The noteworthy steps taken by the Government during the last few years have started showing results, as is evident from the record volume of FDI inflow that was received in the country in FY22. The Government has launched policies that have significantly simplified the ease of doing business in India.
India currently enjoys the position of one of the most important players in the global economic landscape. Increased government investment is expected to attract private investment, both domestic and foreign. The Government’s key PLI schemes in multiple sectors will provide significant support to the manufacturing sector. The PLI schemes in 14 different sectors can lead to additional production of INR 30 lakh crore (USD 401 billion) over the next five years, as well as create employment for 60 lakh people.
Gradual opening up of the economy by relaxing FDI norms, record vaccinations to combat the pandemic, increase in consumer demand and income, improving financial infrastructure of the country, and continued policy support towards industries by the Government in the form of the Atmanirbhar Bharat Abhiyan and various PLI schemes have led to an upturn in the performance of the investment sector in India, which is set to scale new heights in the coming years.
Given the global challenges, the pace of reforms is indeed very heartening. Some experiments like having a unified regulator for the GIFT city have also started showing positive results. The recent budget announcement for revision to regulations by all financial sector regulators in consultation with the public, and announcement of INR 10 lakh crore for capital investment is also very welcome among a slew of other major announcements. It is now time that private sector investments start taking the lead.
For achieving the same, the regulators should increasingly take the role of a facilitator, move to principle-based governance from rule-based governance and focus on inter regulatory issues to achieve common goals.
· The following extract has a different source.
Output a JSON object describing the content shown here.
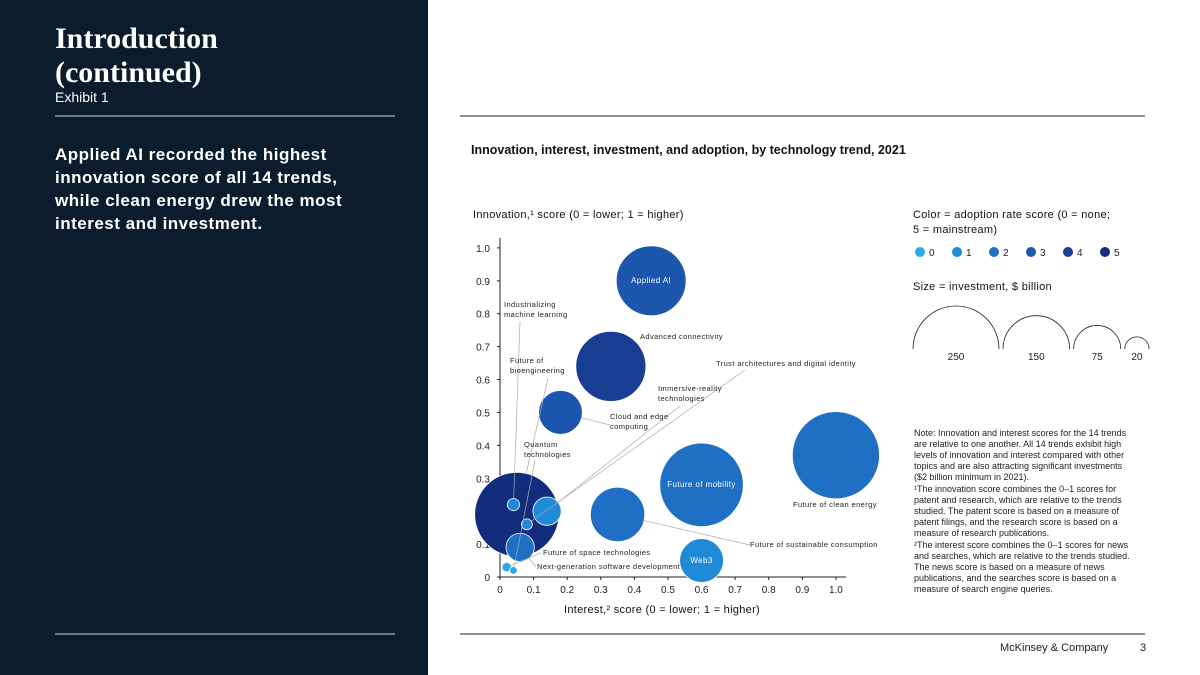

On ease of doing business, the Government should take a larger perspective to further encourage the MSMEs and attract new investments to increase employment opportunities, which has to be supported by relevant skilling opportunities while retaining the focus on ESG commitments to rest of the world.
With a combination of public and private funding as well as innovative funding mechanisms, India’s growth will remain on the fast track.